Visually-grounded Humanoid Agents

Visually-grounded Virtual Humans. This system enables humanoid agents to behave actively in novel environments captured by videos.

Abstract

Digital human generation has been studied for decades and supports a wide range of real-world applications. However, most existing systems are passively animated, relying on privileged state or scripted control, which limits scalability to novel, unseen environments. We instead ask: how can digital humans actively behave using only visual observations and specified goals in novel scenes? Achieving this would enable populating any 3D environments with any digital humans, at scale, that exhibit spontaneous, natural, goal-directed behaviors. To this end, we introduce **Visually-grounded Humanoid Agents**, a coupled two-layer (world-agent) paradigm that replicates humans at multiple levels: they look, perceive, reason, and behave like real people in real-world 3D scenes. The World Layer provides a structured substrate for interaction, by reconstructing semantically rich 3D Gaussian scenes from real-world videos via an occlusion-aware semantic scene reconstruction pipeline, and accommodating animatable Gaussian-based human avatars within them. The Agent Layer transforms these avatars into autonomous humanoid agents, equipping them with first-person RGB-D perception and enabling them to perform accurate, embodied planning with spatial-awareness and iterative reasoning, which is then executed at the low level as full-body actions to drive their behaviors in the scene. We further introduce a benchmark to evaluate humanoid-scene interaction within reconstructed 3D environments. Experimental results demonstrate that our agents achieve robust autonomous behavior through effective planning and action execution, yielding higher task success rates and fewer collisions compared to both ablations and state-of-the-art planning methods. This work offers a new perspective on populating scenes with digital humans in an active manner, enabling more research opportunities for the community and fostering human-centric embodied AI.

Method Overview

Overview of our framework. This system first creates large-scale, semantically detailed digital environments and animatable human avatars in its World Layer. Then, the Agent Layer controls these avatars through a perception-action loop for human-scene interaction.

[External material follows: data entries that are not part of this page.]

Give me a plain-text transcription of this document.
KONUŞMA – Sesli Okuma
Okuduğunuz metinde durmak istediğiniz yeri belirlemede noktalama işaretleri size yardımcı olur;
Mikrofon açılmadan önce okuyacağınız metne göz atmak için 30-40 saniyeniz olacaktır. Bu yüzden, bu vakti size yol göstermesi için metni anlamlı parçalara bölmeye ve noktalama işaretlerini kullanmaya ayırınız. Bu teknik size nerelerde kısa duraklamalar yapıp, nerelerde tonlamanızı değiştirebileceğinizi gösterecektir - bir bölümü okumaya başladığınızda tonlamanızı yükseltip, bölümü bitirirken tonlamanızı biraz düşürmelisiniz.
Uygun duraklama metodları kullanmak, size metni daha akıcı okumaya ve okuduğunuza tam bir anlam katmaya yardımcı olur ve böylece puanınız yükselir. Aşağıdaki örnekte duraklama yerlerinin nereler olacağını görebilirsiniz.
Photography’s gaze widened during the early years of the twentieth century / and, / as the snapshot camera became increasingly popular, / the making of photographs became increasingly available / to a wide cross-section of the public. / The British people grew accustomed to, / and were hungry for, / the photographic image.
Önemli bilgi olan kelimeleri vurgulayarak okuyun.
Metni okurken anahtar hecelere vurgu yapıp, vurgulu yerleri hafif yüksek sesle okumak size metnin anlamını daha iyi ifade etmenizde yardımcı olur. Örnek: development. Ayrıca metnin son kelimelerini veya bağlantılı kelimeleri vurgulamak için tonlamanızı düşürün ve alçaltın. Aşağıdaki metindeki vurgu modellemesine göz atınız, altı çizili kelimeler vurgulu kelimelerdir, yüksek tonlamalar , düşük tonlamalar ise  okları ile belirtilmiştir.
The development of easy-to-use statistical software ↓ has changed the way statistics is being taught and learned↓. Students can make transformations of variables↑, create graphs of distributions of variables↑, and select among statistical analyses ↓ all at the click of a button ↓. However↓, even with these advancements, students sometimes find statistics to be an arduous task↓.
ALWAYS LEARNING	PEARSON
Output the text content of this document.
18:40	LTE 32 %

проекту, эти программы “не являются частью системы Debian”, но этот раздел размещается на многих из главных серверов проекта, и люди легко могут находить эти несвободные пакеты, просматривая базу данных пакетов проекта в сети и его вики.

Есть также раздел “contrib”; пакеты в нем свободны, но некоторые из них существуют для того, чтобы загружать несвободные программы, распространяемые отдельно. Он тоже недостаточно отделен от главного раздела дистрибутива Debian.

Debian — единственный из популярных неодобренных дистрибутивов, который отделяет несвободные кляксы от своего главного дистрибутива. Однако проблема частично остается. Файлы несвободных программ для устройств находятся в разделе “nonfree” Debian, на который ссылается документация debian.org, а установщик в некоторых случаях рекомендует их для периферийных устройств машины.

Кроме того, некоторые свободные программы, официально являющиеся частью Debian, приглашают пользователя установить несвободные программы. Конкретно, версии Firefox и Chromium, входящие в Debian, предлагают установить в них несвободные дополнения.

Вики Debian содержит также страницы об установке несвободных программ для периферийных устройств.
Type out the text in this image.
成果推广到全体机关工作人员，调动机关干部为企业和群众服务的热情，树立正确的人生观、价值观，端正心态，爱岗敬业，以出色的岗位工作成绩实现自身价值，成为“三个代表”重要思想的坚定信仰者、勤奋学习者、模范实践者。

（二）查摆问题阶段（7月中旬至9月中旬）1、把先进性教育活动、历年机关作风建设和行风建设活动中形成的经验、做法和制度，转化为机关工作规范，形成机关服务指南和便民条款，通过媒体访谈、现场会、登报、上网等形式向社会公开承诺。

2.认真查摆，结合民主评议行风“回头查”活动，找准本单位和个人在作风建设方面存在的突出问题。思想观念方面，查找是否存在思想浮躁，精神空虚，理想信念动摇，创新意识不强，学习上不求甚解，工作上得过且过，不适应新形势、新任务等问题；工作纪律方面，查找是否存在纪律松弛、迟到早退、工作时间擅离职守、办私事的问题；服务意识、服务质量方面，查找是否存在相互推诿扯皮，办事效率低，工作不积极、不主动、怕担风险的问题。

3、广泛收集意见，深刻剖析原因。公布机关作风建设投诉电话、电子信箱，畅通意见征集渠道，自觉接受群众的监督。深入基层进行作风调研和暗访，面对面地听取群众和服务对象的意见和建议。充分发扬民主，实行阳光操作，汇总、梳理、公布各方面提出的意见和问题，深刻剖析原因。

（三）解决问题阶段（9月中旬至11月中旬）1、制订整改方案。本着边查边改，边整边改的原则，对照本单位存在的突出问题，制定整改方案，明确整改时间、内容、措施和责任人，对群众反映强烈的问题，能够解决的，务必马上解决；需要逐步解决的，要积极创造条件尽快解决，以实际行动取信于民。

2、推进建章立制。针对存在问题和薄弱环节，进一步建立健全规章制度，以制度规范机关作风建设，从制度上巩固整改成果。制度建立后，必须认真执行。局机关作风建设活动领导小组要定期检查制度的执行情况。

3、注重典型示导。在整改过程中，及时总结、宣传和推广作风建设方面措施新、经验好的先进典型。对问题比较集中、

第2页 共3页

Comparison with State-of-the-art

Quantitative comparison. Our method significantly outperforms two SOTA VLN approaches on both tasks, achieving a better balance between reaching the goal and avoiding collisions.

Qualitative Results

Qualitative results of the ablation study on the VLM-based planning paradigm. We compare our full model with variants that remove spatial-aware visual prompting or iterative reasoning. The results demonstrate that the variant lacking spatial grounding is prone to making navigational errors, causing it to deviate from the optimal path and lose track of the goal, often resulting in failure. The variant without iterative reasoning exhibits short-sighted behavior; it tends to follow simplistic, straight-line paths and fails to perform complex planning, leading to a significantly higher collision rate. In contrast, our full model produces robust, goal-directed trajectories that successfully navigate around obstacles.